Aerospace Insurance Market Approaches Parity in 2008
Aon launches the Aerospace Insurance Market Outlook 2009
LONDON.- Average lead premium in the aerospace insurance market continued to decline during 2008, but underwriters will be looking to increase premiums this year, Aon’s Aerospace Insurance Market Outlook 2009 shows. Total like-for-like lead premium in the sector fell by 1% on average in reporting currency, from US$849m in 2007 to US$832m in 2008.
The three main sectors of the aerospace sector received different treatment from underwriters according to the level of perceived risk:
Average lead premium reduction in the Airport sector: 4%
Forecast passenger growth has slowed for the second consecutive year, reflecting the tougher economic conditions with fewer passengers leading to lower exposures. Average premium in the sub-sector fell by 8% in 2007.

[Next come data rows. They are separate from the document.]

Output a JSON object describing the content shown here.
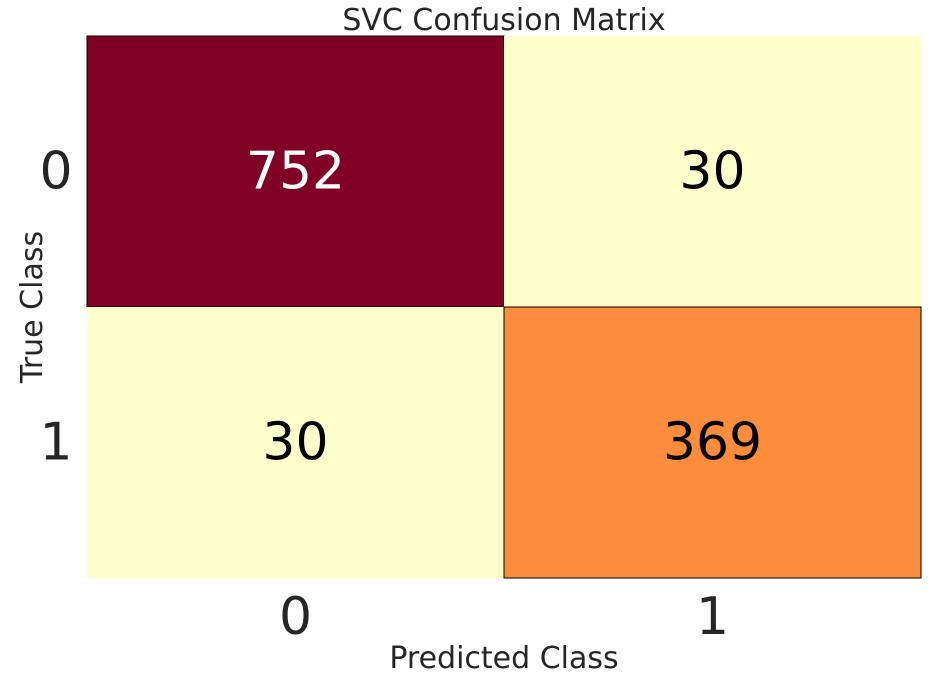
{
  "chart_data": {
    "type": "heatmap",
    "title": "SVC Confusion Matrix",
    "xlabel": "Predicted Class",
    "ylabel": "True Class",
    "x_categories": [
      "0",
      "1"
    ],
    "y_categories": [
      "0",
      "1"
    ],
    "values": [
      [
        752,
        30
      ],
      [
        30,
        369
      ]
    ],
    "colormap": "YlOrRd",
    "cell_colors": [
      [
        "#800026",
        "#ffffcc"
      ],
      [
        "#ffffcc",
        "#fd8d3c"
      ]
    ],
    "text_colors": [
      [
        "#ffffff",
        "#000000"
      ],
      [
        "#000000",
        "#000000"
      ]
    ],
    "grid": false,
    "colorbar": false
  }
}
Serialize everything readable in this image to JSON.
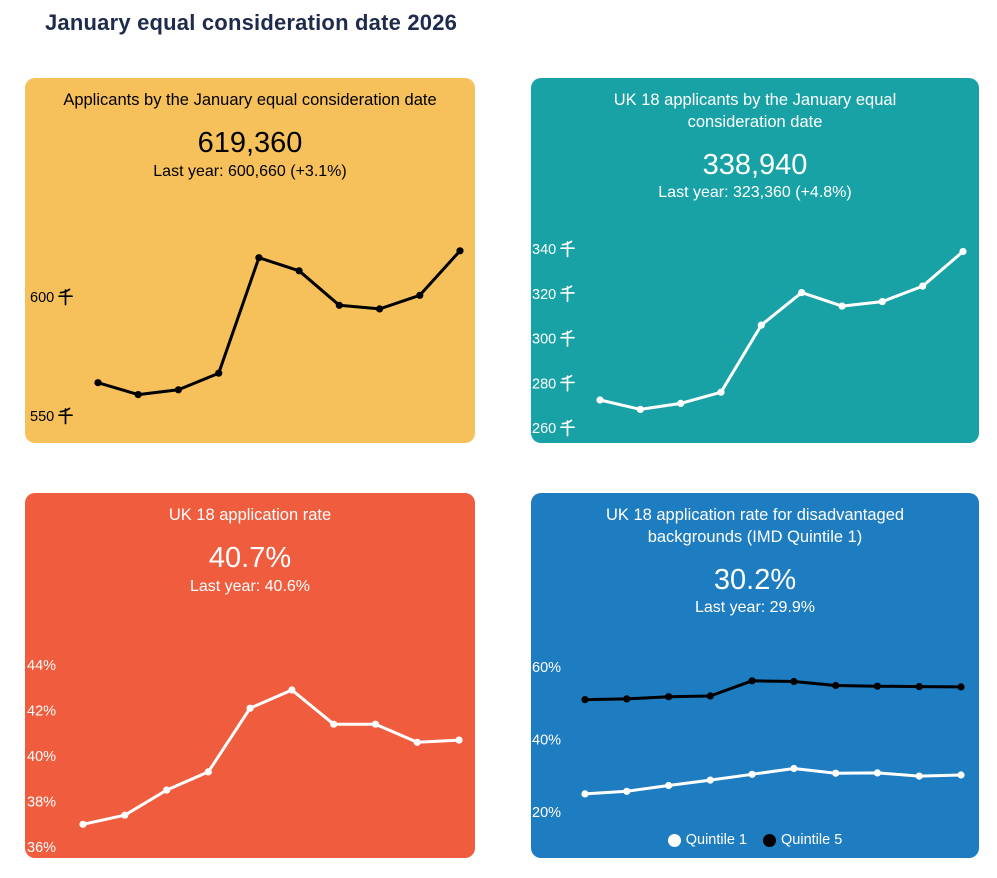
{
  "page_title": "January equal consideration date 2026",
  "colors": {
    "page_background": "#FFFFFF",
    "title_text": "#1F2B4D",
    "card_yellow": "#F6C05A",
    "card_teal": "#18A2A6",
    "card_red": "#F05C3E",
    "card_blue": "#1E7CC1"
  },
  "cards": [
    {
      "title": "Applicants by the January equal consideration date",
      "headline": "619,360",
      "last_year": "Last year: 600,660 (+3.1%)",
      "bg": "#F6C05A",
      "text": "#000000"
    },
    {
      "title": "UK 18 applicants by the January equal consideration date",
      "headline": "338,940",
      "last_year": "Last year: 323,360 (+4.8%)",
      "bg": "#18A2A6",
      "text": "#FFFFFF"
    },
    {
      "title": "UK 18 application rate",
      "headline": "40.7%",
      "last_year": "Last year: 40.6%",
      "bg": "#F05C3E",
      "text": "#FFFFFF"
    },
    {
      "title": "UK 18 application rate for disadvantaged backgrounds (IMD Quintile 1)",
      "headline": "30.2%",
      "last_year": "Last year: 29.9%",
      "bg": "#1E7CC1",
      "text": "#FFFFFF"
    }
  ],
  "chart_data": [
    {
      "type": "line",
      "title": "Applicants by the January equal consideration date",
      "headline_value": "619,360",
      "subtitle": "Last year: 600,660 (+3.1%)",
      "unit": "thousands (千)",
      "line_color": "#000000",
      "values": [
        564,
        559,
        561,
        568,
        616.5,
        611,
        596.5,
        595,
        600.7,
        619.4
      ],
      "yticks": [
        {
          "value": 600,
          "label": "600 千"
        },
        {
          "value": 550,
          "label": "550 千"
        }
      ],
      "ylim": [
        543,
        628
      ],
      "grid": false,
      "legend": null
    },
    {
      "type": "line",
      "title": "UK 18 applicants by the January equal consideration date",
      "headline_value": "338,940",
      "subtitle": "Last year: 323,360 (+4.8%)",
      "unit": "thousands (千)",
      "line_color": "#FFFFFF",
      "values": [
        272.5,
        268.3,
        271,
        276,
        306,
        320.5,
        314.5,
        316.5,
        323.4,
        338.9
      ],
      "yticks": [
        {
          "value": 340,
          "label": "340 千"
        },
        {
          "value": 320,
          "label": "320 千"
        },
        {
          "value": 300,
          "label": "300 千"
        },
        {
          "value": 280,
          "label": "280 千"
        },
        {
          "value": 260,
          "label": "260 千"
        }
      ],
      "ylim": [
        257,
        346
      ],
      "grid": false,
      "legend": null
    },
    {
      "type": "line",
      "title": "UK 18 application rate",
      "headline_value": "40.7%",
      "subtitle": "Last year: 40.6%",
      "unit": "%",
      "line_color": "#FFFFFF",
      "values": [
        37.0,
        37.4,
        38.5,
        39.3,
        42.1,
        42.9,
        41.4,
        41.4,
        40.6,
        40.7
      ],
      "yticks": [
        {
          "value": 44,
          "label": "44%"
        },
        {
          "value": 42,
          "label": "42%"
        },
        {
          "value": 40,
          "label": "40%"
        },
        {
          "value": 38,
          "label": "38%"
        },
        {
          "value": 36,
          "label": "36%"
        }
      ],
      "ylim": [
        35.6,
        44.7
      ],
      "grid": false,
      "legend": null
    },
    {
      "type": "line",
      "title": "UK 18 application rate for disadvantaged backgrounds (IMD Quintile 1)",
      "headline_value": "30.2%",
      "subtitle": "Last year: 29.9%",
      "unit": "%",
      "series": [
        {
          "name": "Quintile 1",
          "color": "#FFFFFF",
          "values": [
            25.0,
            25.7,
            27.3,
            28.8,
            30.4,
            32.0,
            30.7,
            30.8,
            29.9,
            30.2
          ]
        },
        {
          "name": "Quintile 5",
          "color": "#000000",
          "values": [
            51.0,
            51.2,
            51.8,
            52.0,
            56.2,
            56.0,
            54.9,
            54.7,
            54.6,
            54.5
          ]
        }
      ],
      "yticks": [
        {
          "value": 60,
          "label": "60%"
        },
        {
          "value": 40,
          "label": "40%"
        },
        {
          "value": 20,
          "label": "20%"
        }
      ],
      "ylim": [
        15,
        64.7
      ],
      "grid": false,
      "legend": [
        "Quintile 1",
        "Quintile 5"
      ],
      "legend_position": "bottom"
    }
  ]
}
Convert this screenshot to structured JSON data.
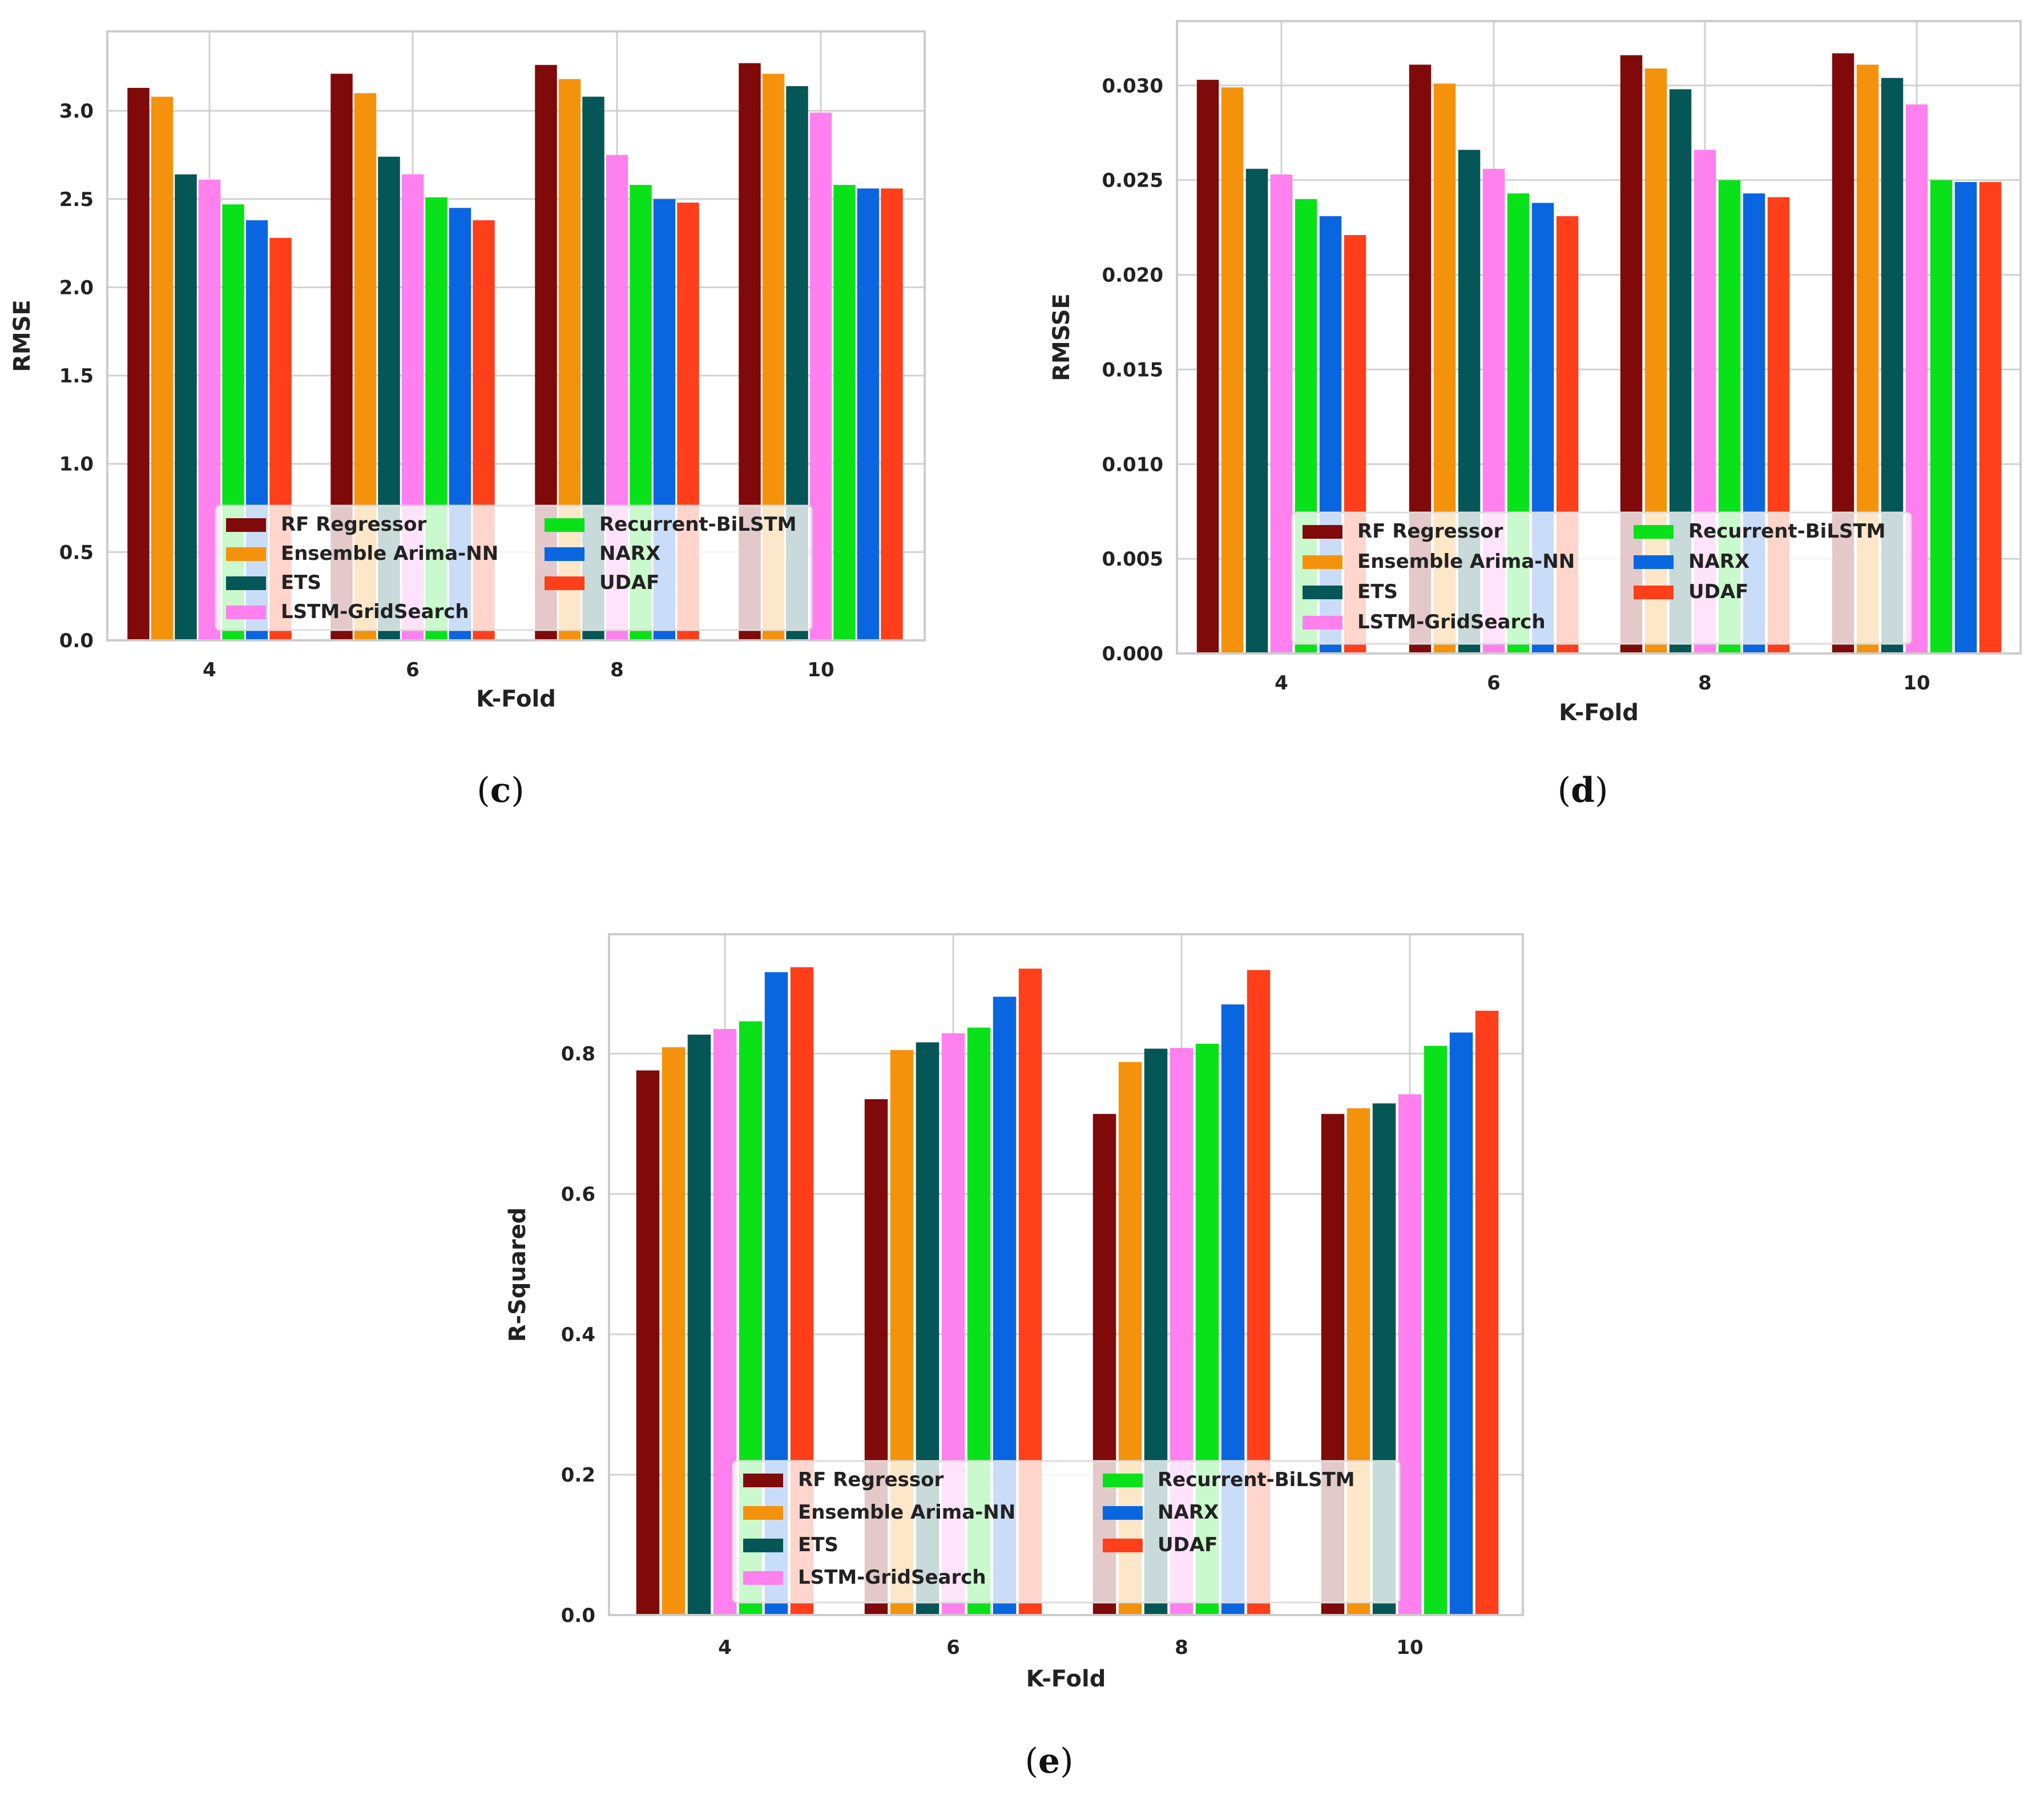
{
  "series_names": [
    "RF Regressor",
    "Ensemble Arima-NN",
    "ETS",
    "LSTM-GridSearch",
    "Recurrent-BiLSTM",
    "NARX",
    "UDAF"
  ],
  "colors": [
    "#800a0a",
    "#f5920c",
    "#055656",
    "#ff80ee",
    "#09e219",
    "#0a66e0",
    "#ff3f1a"
  ],
  "chart_data": [
    {
      "id": "c",
      "type": "bar",
      "caption": {
        "label": "c"
      },
      "title": "",
      "xlabel": "K-Fold",
      "ylabel": "RMSE",
      "categories": [
        "4",
        "6",
        "8",
        "10"
      ],
      "ylim": [
        0,
        3.45
      ],
      "yticks": [
        "0.0",
        "0.5",
        "1.0",
        "1.5",
        "2.0",
        "2.5",
        "3.0"
      ],
      "grid": true,
      "legend": "lower-center",
      "series": [
        {
          "name": "RF Regressor",
          "values": [
            3.13,
            3.21,
            3.26,
            3.27
          ]
        },
        {
          "name": "Ensemble Arima-NN",
          "values": [
            3.08,
            3.1,
            3.18,
            3.21
          ]
        },
        {
          "name": "ETS",
          "values": [
            2.64,
            2.74,
            3.08,
            3.14
          ]
        },
        {
          "name": "LSTM-GridSearch",
          "values": [
            2.61,
            2.64,
            2.75,
            2.99
          ]
        },
        {
          "name": "Recurrent-BiLSTM",
          "values": [
            2.47,
            2.51,
            2.58,
            2.58
          ]
        },
        {
          "name": "NARX",
          "values": [
            2.38,
            2.45,
            2.5,
            2.56
          ]
        },
        {
          "name": "UDAF",
          "values": [
            2.28,
            2.38,
            2.48,
            2.56
          ]
        }
      ]
    },
    {
      "id": "d",
      "type": "bar",
      "caption": {
        "label": "d"
      },
      "title": "",
      "xlabel": "K-Fold",
      "ylabel": "RMSSE",
      "categories": [
        "4",
        "6",
        "8",
        "10"
      ],
      "ylim": [
        0,
        0.0334
      ],
      "yticks": [
        "0.000",
        "0.005",
        "0.010",
        "0.015",
        "0.020",
        "0.025",
        "0.030"
      ],
      "grid": true,
      "legend": "lower-center",
      "series": [
        {
          "name": "RF Regressor",
          "values": [
            0.0303,
            0.0311,
            0.0316,
            0.0317
          ]
        },
        {
          "name": "Ensemble Arima-NN",
          "values": [
            0.0299,
            0.0301,
            0.0309,
            0.0311
          ]
        },
        {
          "name": "ETS",
          "values": [
            0.0256,
            0.0266,
            0.0298,
            0.0304
          ]
        },
        {
          "name": "LSTM-GridSearch",
          "values": [
            0.0253,
            0.0256,
            0.0266,
            0.029
          ]
        },
        {
          "name": "Recurrent-BiLSTM",
          "values": [
            0.024,
            0.0243,
            0.025,
            0.025
          ]
        },
        {
          "name": "NARX",
          "values": [
            0.0231,
            0.0238,
            0.0243,
            0.0249
          ]
        },
        {
          "name": "UDAF",
          "values": [
            0.0221,
            0.0231,
            0.0241,
            0.0249
          ]
        }
      ]
    },
    {
      "id": "e",
      "type": "bar",
      "caption": {
        "label": "e"
      },
      "title": "",
      "xlabel": "K-Fold",
      "ylabel": "R-Squared",
      "categories": [
        "4",
        "6",
        "8",
        "10"
      ],
      "ylim": [
        0,
        0.97
      ],
      "yticks": [
        "0.0",
        "0.2",
        "0.4",
        "0.6",
        "0.8"
      ],
      "grid": true,
      "legend": "lower-center",
      "series": [
        {
          "name": "RF Regressor",
          "values": [
            0.776,
            0.735,
            0.714,
            0.714
          ]
        },
        {
          "name": "Ensemble Arima-NN",
          "values": [
            0.809,
            0.805,
            0.788,
            0.722
          ]
        },
        {
          "name": "ETS",
          "values": [
            0.827,
            0.816,
            0.807,
            0.729
          ]
        },
        {
          "name": "LSTM-GridSearch",
          "values": [
            0.835,
            0.829,
            0.808,
            0.742
          ]
        },
        {
          "name": "Recurrent-BiLSTM",
          "values": [
            0.846,
            0.837,
            0.814,
            0.811
          ]
        },
        {
          "name": "NARX",
          "values": [
            0.916,
            0.881,
            0.87,
            0.83
          ]
        },
        {
          "name": "UDAF",
          "values": [
            0.923,
            0.921,
            0.919,
            0.861
          ]
        }
      ]
    }
  ]
}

Average lead premium increase in the Manufacturer sector: 3%
The manufacturer sector was the only one to see average premium increase in 2008, although this was significantly influenced by losses at a handful of renewals without which the sector would have seen an average premium reduction of 1%.
Average lead premium decrease in the Service Provider sector: 6%
Forecast gallons of fuel being provided by the refueling sector fell for the second consecutive year, which is likely to reflect the high cost of aviation fuel during the early months of the year and the work being done across the industry to improve fuel consumption.
“While there is a temptation from insurers and to be somewhat gloomy about the current financial position, the aerospace industry continues to demonstrate rewards for modern, pro-active risk management, quality control approach, improved loss control and mitigation of litigation,” observes Steve Turner of Aon Global’s UK Aerospace team in London. “This will result in the reduction of insurance claims and in turn risk transfer costs along with added protection to a company’s balance sheet in both the good times and the difficult times.”